A continuación probaron una sombra de ojos verde, pero hacía que Theresa pareciese un semáforo, así que también la eliminaron. Al final se decidieron por un tono malva casi transparente que no ofrecía un mal contraste con el color de su piel y su cabello.

La primera vez que Theresa probó a usar la tenacilla de las pestañas se pellizcó y lanzó un grito de dolor.

– ¡Es como intentar rizar el pelo a una oruga! -se quejó-. Son tan cortas que casi no se ven, y para colmo son tan claras…

– Solucionaremos ese problema.

Pero las lágrimas resbalaron bajo sus castigados párpados, y pasaron varios largos y dolorosos minutos antes de que aprendiera a manejar con soltura la tenacilla. Luego aprendió a darse rimel en las pestañas con un cepillo. Los resultados, la sorprendieron incluso a ella misma.

– ¡Cielos, no sabía que tuviese unas pestañas tan largas!

– Eso es porque nunca habías visto sus puntas.

Eran una maravilla… largas y muy seductoras, y le daban a todo su rostro un aspecto brillante y… sensual.

El colorete resultó un absoluto desastre. Lo quitaron más rápido de lo que lo habían puesto, decidiendo que el color natural de Theresa no se podía destacar más y que lo mejor sería dejar sólo el tono primario.

Hasta entonces, Theresa sólo había utilizado una pintura de labios transparentes que les daba brillo, pero en esta ocasión probó varios tonos, y Amy le enseñó a mezclar hábilmente dos colores y a acentuar el atractivo contorno de su labio superior con un tono más brillante.

Con el maquillaje completado, Theresa parecía otra. Era un cambio drástico, y Amy sonrió ante el espejo.

Aun así, Amy no estaba satisfecha del todo.

– Ese pelo -gruñó irritada.

– Bueno, no puedo cambiar el color y ya sabes que no hay manera de peinarlo.

– Ya, pero podrías ir a la peluquería y ponerlo en manos expertas, a ver qué se les ocurría.

– ¿A la peluquería?

– ¿Por qué no?

– Con todo este maquillaje ya voy a llamar la atención bastante. ¿Qué va a pensar él si aparezco con un peinado diferente?

– ¡Oh, tonterías! Pensará que es increíble.
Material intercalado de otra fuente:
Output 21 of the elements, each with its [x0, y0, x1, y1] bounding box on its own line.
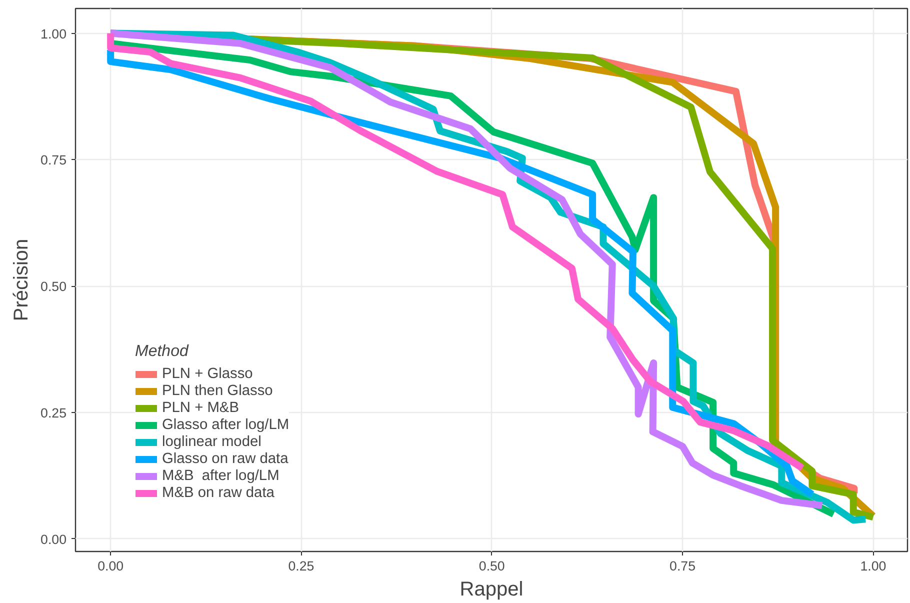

– Pero yo no quiero que parezca… bueno, que voy a una cita.

– ¡Pero es una cita!

– No, no lo es. Él tiene dos años menos que yo. Voy sólo de relleno, eso es todo.

Pero, a pesar de sus protestas, Theresa recordó las bromas de Brian y tuvo que reconocer que parecía muy satisfecho de ser su acompañante.

Varios minutos después, de pie delante del amplio espejo del tocador del baño, tuvo que morderse el labio inferior para contener la sonrisa de aprobación que quería surcar sus rasgos. Dejó de reprimirse y sonrió de oreja a oreja. ¡Le gustaba su cara! Por primera vez en su vida, le gustaba de verdad. Casi parecía un sacrilegio tener que quitarse la pintura.

Cuando de mala gana abrió el grifo y cogió la barra de jabón, le dio la sensación de que la noche siguiente no llegaría jamás.